28 Kasım 2010 Pazar

'Sokakta ezan sesi duymak bir ayrıcalık'


Zaman Pazar - 21.11.2010

Sokaklarımızda dalga dalga yayılan ezan sesleri bizler için sıradan. Fakat bunu sıradan olarak algılamayan insanlar da var.Amerikan vatandaşı Abed (Abid) Bhuyan mesela. Abed, sokakta yürürken ezan sesi duyabilmeyi bir 'ayrıcalık' olarak niteliyor. O, ABD Dışişleri Bakanlığı ve Yükseköğretim Kurulu'nun (YÖK) işbirliği ile Türkiye'de de hayata geçirilen uluslararası kültürel değişim programı çerçevesinde bir süredir ülkemizde. Türk üniversitelerine gelen yaklaşık 50 Amerikalı gençten biri. Aslında Bangladeş kökenli olan Abed, Gaziantep Üniversitesi'nde İngilizce dersi veriyor. Bayram tatilini fırsat bilip çocukluğundan beri hayalini kurduğu ve 'şehirlerin şeyhi' dediği İstanbul'a gelmiş ve koşa koşa Sultanahmet Camii'ne gitmiş.

Namazdan sonra sözleştiğimiz buluşmaya, âşık olduğunu söylediği camide birkaç dakika daha geçirmek için geç geldiğini itiraf ederek söze başlıyor. Gaziantep Üniversitesi'nin hazırlık sınıflarında öğrencilerle konuşma pratiği yapan Abed, öğrencilerinin en çok Amerikalı Müslümanların karşılaştığı problemleri merak ettiğini aktarıyor. Abed, "ABD'de de camiye gittiğimde ezan duyuyorum ama burada sokakta yürürken ezan sesi duymak çok farklı bir duygu.
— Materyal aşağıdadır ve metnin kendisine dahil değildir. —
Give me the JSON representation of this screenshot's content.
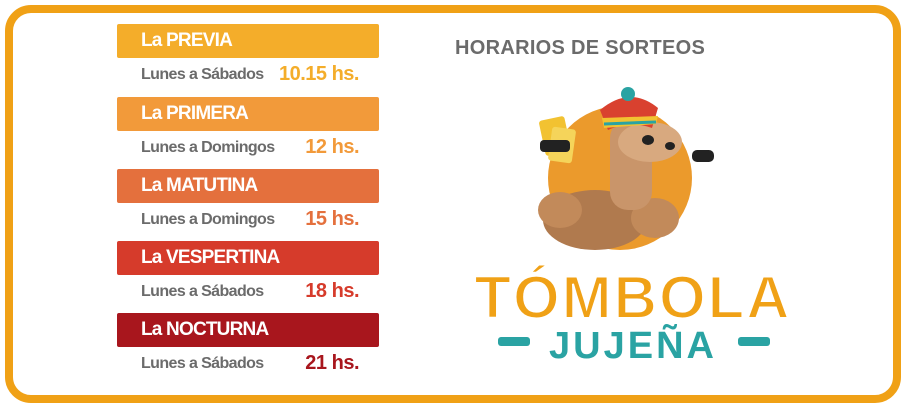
{
  "heading": "HORARIOS DE SORTEOS",
  "draws": [
    {
      "name": "La PREVIA",
      "days": "Lunes a Sábados",
      "time": "10.15 hs.",
      "color": "#f4ad2a"
    },
    {
      "name": "La PRIMERA",
      "days": "Lunes a Domingos",
      "time": "12 hs.",
      "color": "#f29a3a"
    },
    {
      "name": "La MATUTINA",
      "days": "Lunes a Domingos",
      "time": "15 hs.",
      "color": "#e4703d"
    },
    {
      "name": "La VESPERTINA",
      "days": "Lunes a Sábados",
      "time": "18 hs.",
      "color": "#d63b2b"
    },
    {
      "name": "La NOCTURNA",
      "days": "Lunes a Sábados",
      "time": "21 hs.",
      "color": "#a8161d"
    }
  ],
  "logo": {
    "line1": "TÓMBOLA",
    "line2": "JUJEÑA",
    "mascot": "llama-mascot-icon",
    "colors": {
      "orange": "#f0a116",
      "teal": "#2aa3a3",
      "sun": "#eb9a2c"
    }
  },
  "colors": {
    "frame": "#f0a116",
    "gray_text": "#6b6b6b"
  }
}
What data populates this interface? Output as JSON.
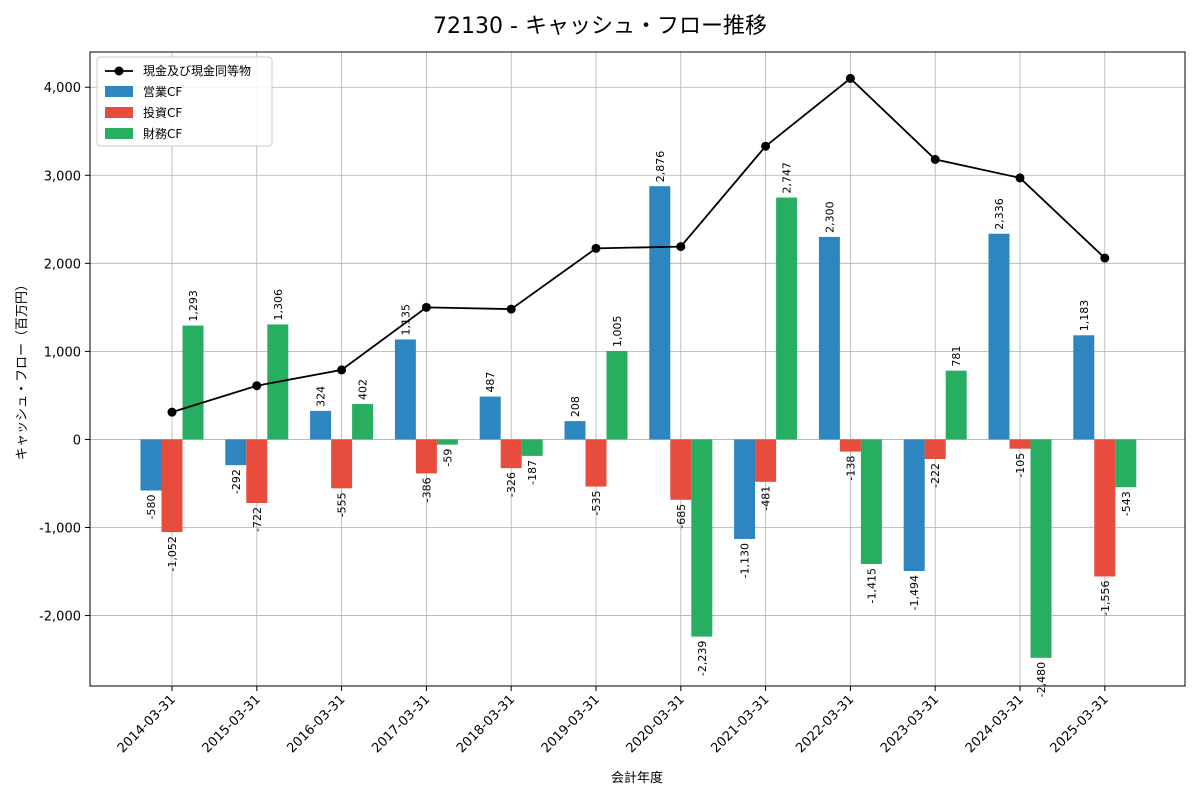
{
  "chart_data": {
    "type": "bar",
    "title": "72130 - キャッシュ・フロー推移",
    "xlabel": "会計年度",
    "ylabel": "キャッシュ・フロー（百万円）",
    "ylim": [
      -2800,
      4400
    ],
    "yticks": [
      -2000,
      -1000,
      0,
      1000,
      2000,
      3000,
      4000
    ],
    "ytick_labels": [
      "-2,000",
      "-1,000",
      "0",
      "1,000",
      "2,000",
      "3,000",
      "4,000"
    ],
    "grid": true,
    "legend_position": "top-left",
    "categories": [
      "2014-03-31",
      "2015-03-31",
      "2016-03-31",
      "2017-03-31",
      "2018-03-31",
      "2019-03-31",
      "2020-03-31",
      "2021-03-31",
      "2022-03-31",
      "2023-03-31",
      "2024-03-31",
      "2025-03-31"
    ],
    "series": [
      {
        "name": "営業CF",
        "kind": "bar",
        "color": "#2e86c1",
        "values": [
          -580,
          -292,
          324,
          1135,
          487,
          208,
          2876,
          -1130,
          2300,
          -1494,
          2336,
          1183
        ],
        "labels": [
          "-580",
          "-292",
          "324",
          "1,135",
          "487",
          "208",
          "2,876",
          "-1,130",
          "2,300",
          "-1,494",
          "2,336",
          "1,183"
        ]
      },
      {
        "name": "投資CF",
        "kind": "bar",
        "color": "#e74c3c",
        "values": [
          -1052,
          -722,
          -555,
          -386,
          -326,
          -535,
          -685,
          -481,
          -138,
          -222,
          -105,
          -1556
        ],
        "labels": [
          "-1,052",
          "-722",
          "-555",
          "-386",
          "-326",
          "-535",
          "-685",
          "-481",
          "-138",
          "-222",
          "-105",
          "-1,556"
        ]
      },
      {
        "name": "財務CF",
        "kind": "bar",
        "color": "#27ae60",
        "values": [
          1293,
          1306,
          402,
          -59,
          -187,
          1005,
          -2239,
          2747,
          -1415,
          781,
          -2480,
          -543
        ],
        "labels": [
          "1,293",
          "1,306",
          "402",
          "-59",
          "-187",
          "1,005",
          "-2,239",
          "2,747",
          "-1,415",
          "781",
          "-2,480",
          "-543"
        ]
      },
      {
        "name": "現金及び現金同等物",
        "kind": "line",
        "color": "#000000",
        "values": [
          310,
          610,
          790,
          1500,
          1480,
          2170,
          2190,
          3330,
          4100,
          3180,
          2970,
          2060
        ]
      }
    ]
  }
}
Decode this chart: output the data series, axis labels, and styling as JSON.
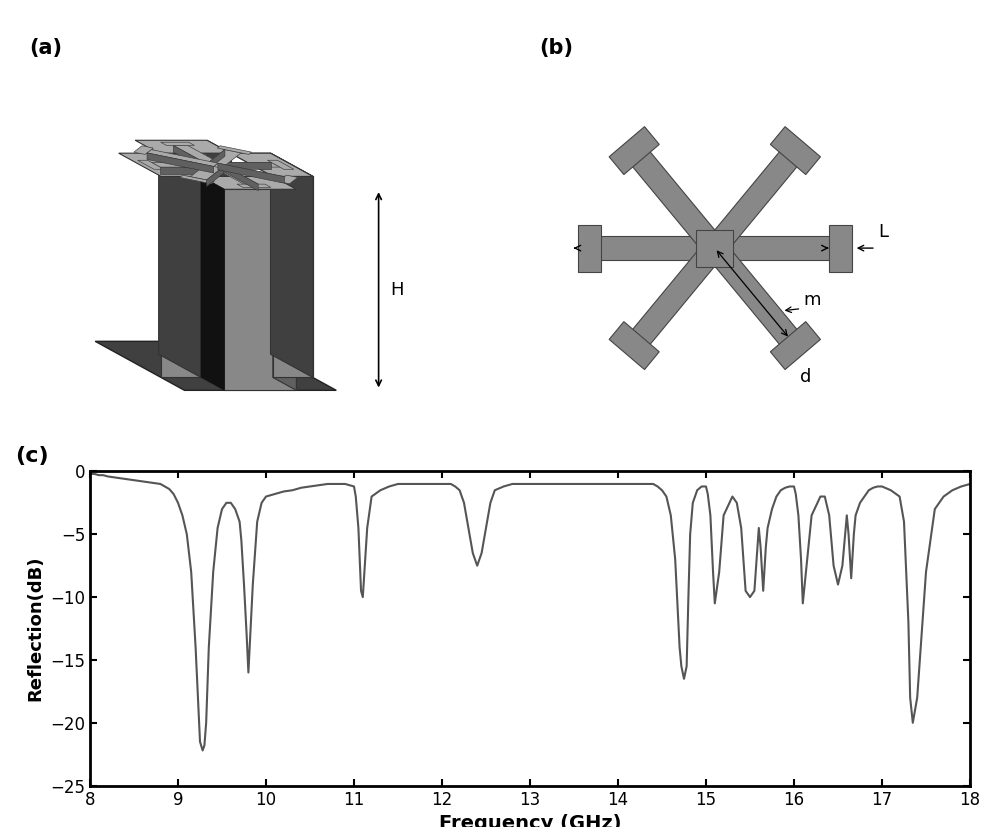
{
  "title_a": "(a)",
  "title_b": "(b)",
  "title_c": "(c)",
  "xlabel": "Frequency (GHz)",
  "ylabel": "Reflection(dB)",
  "xlim": [
    8,
    18
  ],
  "ylim": [
    -25,
    0
  ],
  "xticks": [
    8,
    9,
    10,
    11,
    12,
    13,
    14,
    15,
    16,
    17,
    18
  ],
  "yticks": [
    0,
    -5,
    -10,
    -15,
    -20,
    -25
  ],
  "line_color": "#555555",
  "line_width": 1.5,
  "fig_bg": "#ffffff",
  "label_H": "H",
  "label_L": "L",
  "label_m": "m",
  "label_d": "d",
  "gray_light": "#aaaaaa",
  "gray_mid": "#888888",
  "gray_dark": "#606060",
  "gray_darkest": "#404040",
  "freq": [
    8.0,
    8.05,
    8.1,
    8.15,
    8.2,
    8.3,
    8.4,
    8.5,
    8.6,
    8.7,
    8.8,
    8.85,
    8.9,
    8.95,
    9.0,
    9.05,
    9.1,
    9.15,
    9.2,
    9.25,
    9.28,
    9.3,
    9.32,
    9.35,
    9.4,
    9.45,
    9.5,
    9.55,
    9.6,
    9.65,
    9.7,
    9.72,
    9.75,
    9.78,
    9.8,
    9.85,
    9.9,
    9.95,
    10.0,
    10.1,
    10.2,
    10.3,
    10.4,
    10.5,
    10.6,
    10.7,
    10.8,
    10.9,
    11.0,
    11.02,
    11.05,
    11.08,
    11.1,
    11.15,
    11.2,
    11.3,
    11.4,
    11.5,
    11.6,
    11.7,
    11.8,
    11.9,
    12.0,
    12.1,
    12.15,
    12.2,
    12.25,
    12.3,
    12.35,
    12.4,
    12.45,
    12.5,
    12.55,
    12.6,
    12.7,
    12.8,
    12.9,
    13.0,
    13.1,
    13.2,
    13.3,
    13.4,
    13.5,
    13.6,
    13.7,
    13.8,
    13.9,
    14.0,
    14.1,
    14.2,
    14.3,
    14.4,
    14.45,
    14.5,
    14.55,
    14.6,
    14.65,
    14.7,
    14.72,
    14.75,
    14.78,
    14.8,
    14.82,
    14.85,
    14.9,
    14.95,
    15.0,
    15.02,
    15.05,
    15.08,
    15.1,
    15.15,
    15.2,
    15.3,
    15.35,
    15.4,
    15.45,
    15.5,
    15.55,
    15.6,
    15.62,
    15.65,
    15.68,
    15.7,
    15.75,
    15.8,
    15.85,
    15.9,
    15.95,
    16.0,
    16.02,
    16.05,
    16.08,
    16.1,
    16.15,
    16.2,
    16.3,
    16.35,
    16.4,
    16.45,
    16.5,
    16.55,
    16.6,
    16.62,
    16.65,
    16.68,
    16.7,
    16.75,
    16.8,
    16.85,
    16.9,
    16.95,
    17.0,
    17.1,
    17.2,
    17.25,
    17.3,
    17.32,
    17.35,
    17.4,
    17.5,
    17.6,
    17.7,
    17.8,
    17.9,
    18.0
  ],
  "refl": [
    -0.2,
    -0.2,
    -0.3,
    -0.3,
    -0.4,
    -0.5,
    -0.6,
    -0.7,
    -0.8,
    -0.9,
    -1.0,
    -1.2,
    -1.4,
    -1.8,
    -2.5,
    -3.5,
    -5.0,
    -8.0,
    -14.0,
    -21.5,
    -22.2,
    -21.8,
    -20.0,
    -14.0,
    -8.0,
    -4.5,
    -3.0,
    -2.5,
    -2.5,
    -3.0,
    -4.0,
    -5.5,
    -9.0,
    -13.0,
    -16.0,
    -9.0,
    -4.0,
    -2.5,
    -2.0,
    -1.8,
    -1.6,
    -1.5,
    -1.3,
    -1.2,
    -1.1,
    -1.0,
    -1.0,
    -1.0,
    -1.2,
    -2.0,
    -4.5,
    -9.5,
    -10.0,
    -4.5,
    -2.0,
    -1.5,
    -1.2,
    -1.0,
    -1.0,
    -1.0,
    -1.0,
    -1.0,
    -1.0,
    -1.0,
    -1.2,
    -1.5,
    -2.5,
    -4.5,
    -6.5,
    -7.5,
    -6.5,
    -4.5,
    -2.5,
    -1.5,
    -1.2,
    -1.0,
    -1.0,
    -1.0,
    -1.0,
    -1.0,
    -1.0,
    -1.0,
    -1.0,
    -1.0,
    -1.0,
    -1.0,
    -1.0,
    -1.0,
    -1.0,
    -1.0,
    -1.0,
    -1.0,
    -1.2,
    -1.5,
    -2.0,
    -3.5,
    -7.0,
    -14.0,
    -15.5,
    -16.5,
    -15.5,
    -10.0,
    -5.0,
    -2.5,
    -1.5,
    -1.2,
    -1.2,
    -1.8,
    -3.5,
    -8.0,
    -10.5,
    -8.0,
    -3.5,
    -2.0,
    -2.5,
    -4.5,
    -9.5,
    -10.0,
    -9.5,
    -4.5,
    -6.0,
    -9.5,
    -6.0,
    -4.5,
    -3.0,
    -2.0,
    -1.5,
    -1.3,
    -1.2,
    -1.2,
    -1.8,
    -3.5,
    -7.0,
    -10.5,
    -7.0,
    -3.5,
    -2.0,
    -2.0,
    -3.5,
    -7.5,
    -9.0,
    -7.5,
    -3.5,
    -5.0,
    -8.5,
    -5.0,
    -3.5,
    -2.5,
    -2.0,
    -1.5,
    -1.3,
    -1.2,
    -1.2,
    -1.5,
    -2.0,
    -4.0,
    -12.0,
    -18.0,
    -20.0,
    -18.0,
    -8.0,
    -3.0,
    -2.0,
    -1.5,
    -1.2,
    -1.0
  ]
}
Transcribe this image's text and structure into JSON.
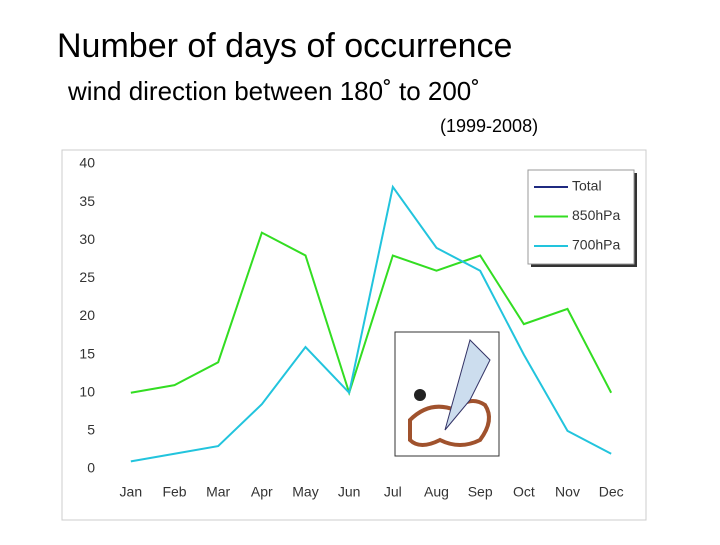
{
  "chart_data": {
    "type": "line",
    "title": "Number of days of occurrence",
    "subtitle": "wind direction between 180˚ to 200˚",
    "period": "(1999-2008)",
    "categories": [
      "Jan",
      "Feb",
      "Mar",
      "Apr",
      "May",
      "Jun",
      "Jul",
      "Aug",
      "Sep",
      "Oct",
      "Nov",
      "Dec"
    ],
    "series": [
      {
        "name": "Total",
        "color": "#1f2a80",
        "values": [
          null,
          null,
          null,
          null,
          null,
          null,
          null,
          null,
          null,
          null,
          null,
          null
        ]
      },
      {
        "name": "850hPa",
        "color": "#33dd22",
        "values": [
          10,
          11,
          14,
          31,
          28,
          10,
          28,
          26,
          28,
          19,
          21,
          10
        ]
      },
      {
        "name": "700hPa",
        "color": "#22c4dd",
        "values": [
          1,
          2,
          3,
          8.5,
          16,
          10,
          37,
          29,
          26,
          15,
          5,
          2
        ]
      }
    ],
    "ylim": [
      0,
      40
    ],
    "yticks": [
      0,
      5,
      10,
      15,
      20,
      25,
      30,
      35,
      40
    ],
    "grid": false,
    "legend": "upper right"
  }
}
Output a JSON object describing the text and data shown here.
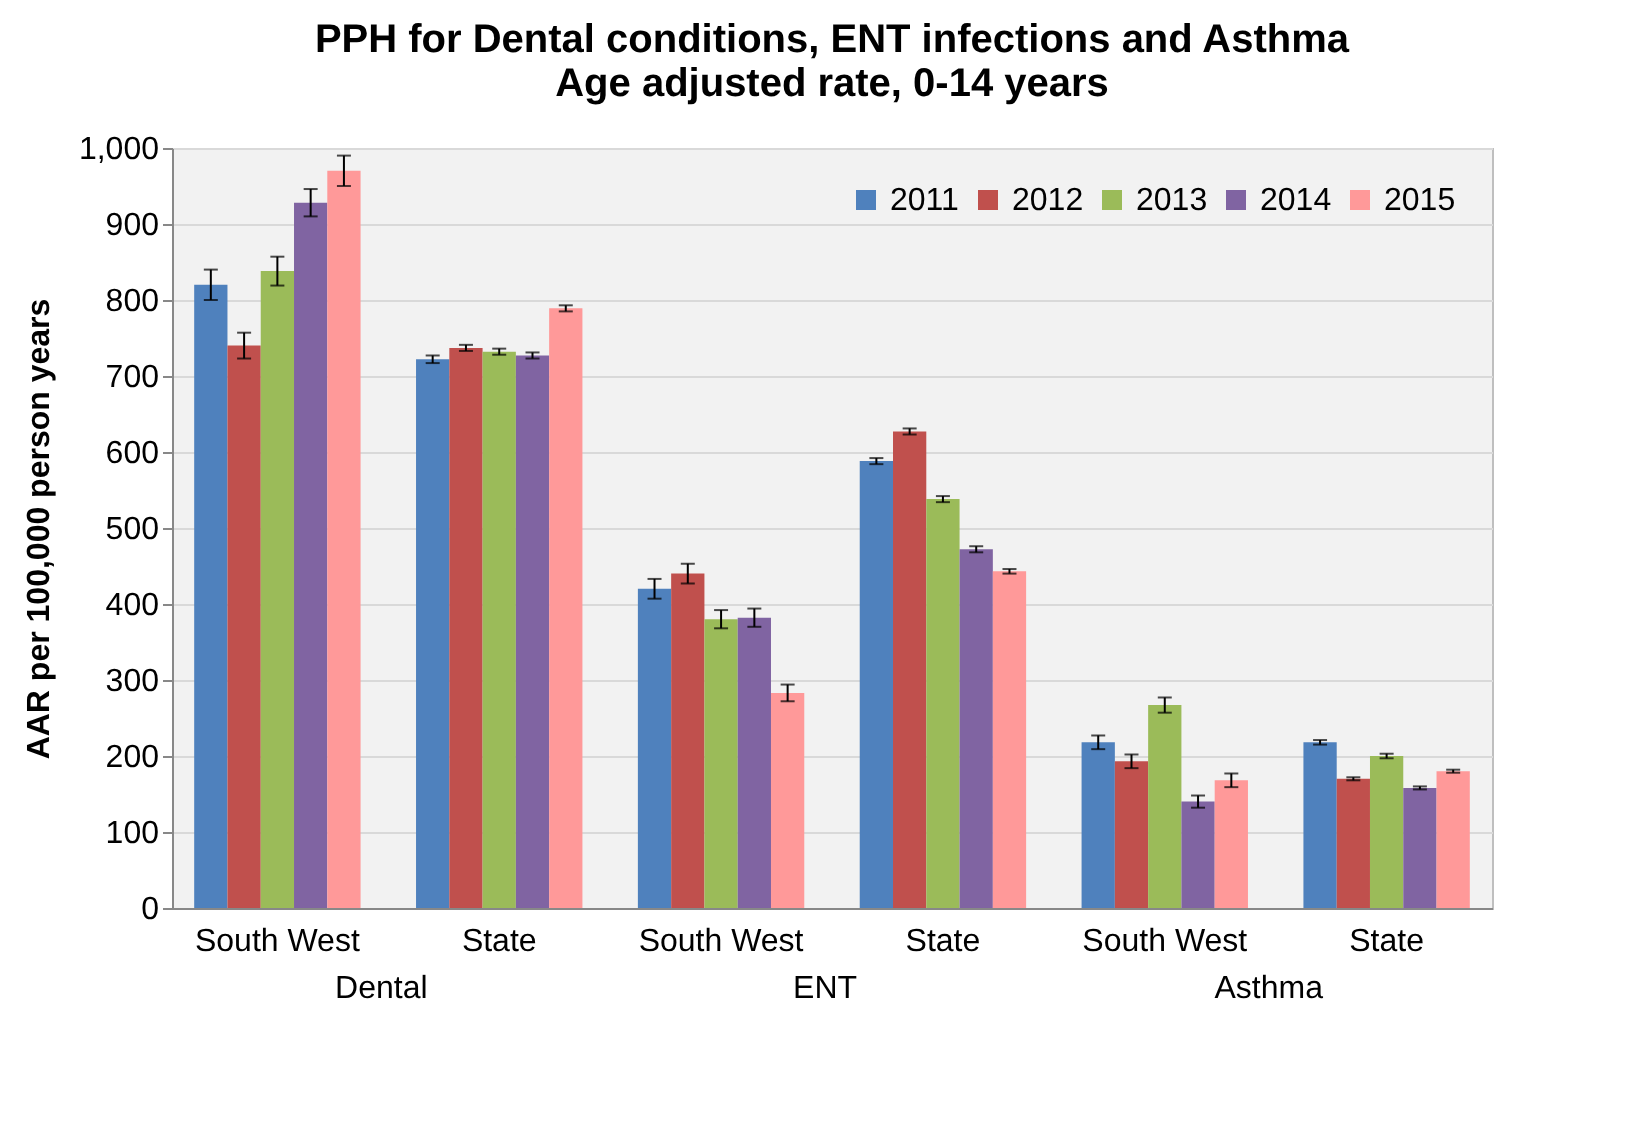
{
  "chart_data": {
    "type": "bar",
    "title": "PPH for Dental conditions, ENT infections and Asthma\nAge adjusted rate, 0-14 years",
    "ylabel": "AAR per 100,000 person years",
    "categories": [
      "South West",
      "State",
      "South West",
      "State",
      "South West",
      "State"
    ],
    "annotations": [
      "Dental",
      "ENT",
      "Asthma"
    ],
    "series": [
      {
        "name": "2011",
        "color": "#4f81bd",
        "values": [
          820,
          722,
          420,
          588,
          218,
          218
        ],
        "errors": [
          20,
          5,
          13,
          4,
          9,
          3
        ]
      },
      {
        "name": "2012",
        "color": "#c0504d",
        "values": [
          740,
          737,
          440,
          627,
          193,
          170
        ],
        "errors": [
          17,
          4,
          13,
          4,
          9,
          2
        ]
      },
      {
        "name": "2013",
        "color": "#9bbb59",
        "values": [
          838,
          732,
          380,
          538,
          267,
          200
        ],
        "errors": [
          19,
          4,
          12,
          4,
          10,
          3
        ]
      },
      {
        "name": "2014",
        "color": "#8064a2",
        "values": [
          928,
          727,
          382,
          472,
          140,
          158
        ],
        "errors": [
          18,
          4,
          12,
          4,
          8,
          2
        ]
      },
      {
        "name": "2015",
        "color": "#ff9999",
        "values": [
          970,
          789,
          283,
          443,
          168,
          180
        ],
        "errors": [
          20,
          4,
          11,
          3,
          9,
          2
        ]
      }
    ],
    "ylim": [
      0,
      1000
    ],
    "yticks": [
      0,
      100,
      200,
      300,
      400,
      500,
      600,
      700,
      800,
      900,
      {
        "value": 1000,
        "label": "1,000"
      }
    ],
    "grid": "y",
    "legend": "top right"
  }
}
Ezan sizi camiye çağırıyor, siz de yönünüzü camiye çeviriyorsunuz. Bu bir ayrıcalık. Burada Müslüman olmak kolay." diyor. Bazı şikayetlerine rağmen Amerika'daki özgürlüğe vurgu yaparak, dünyanın diğer ülkeleri yerine bir Müslüman olarak ABD'de yaşamayı tercih ettiğinin de altını çiziyor Abed.

ABD Başkanı Barack Obama'yı, Mavi Marmara saldırısında hayatını kaybeden Amerikan vatandaşına ilgi göstermemesi nedeniyle eleştiren Abed, demokratları 'ehven-i şer' olarak niteliyor ve bundan dolayı Obama'ya destek vermeye devam edeceğini söylüyor. Abed, 11 Eylül saldırılarının yıldönümünde Amerikalı bir rahibin Kur'an yakma günü düzenlemeye girişimi konusunda da farklı bir yaklaşıma sahip: "Şer hayra döndü. Başarısız olan Kur'an yakma gününe karşı daha büyük bir kesim Kur'an alma günü düzenledi."

Amerika'nın dış politikasının kendi hayatını nasıl etkilediğine ilişkin Gaziantep'te yaşadığı ilginç bir olayı şöyle anlatıyor: "Antep'te 300'e yakın öğrencim var. Sık sık halı saha maçı yapıyoruz. Beraber yemek yiyoruz. İyi bir ilişkimiz var. Öğrencilerimle tanışırken bir gün, onlardan birinin Bağdatlı olduğunu öğrendim. Irak savaşına karşı olmama, savaş karşıtı gösterilere katılmama rağmen dürüst olmak gerekirse, onun karşısında utandım."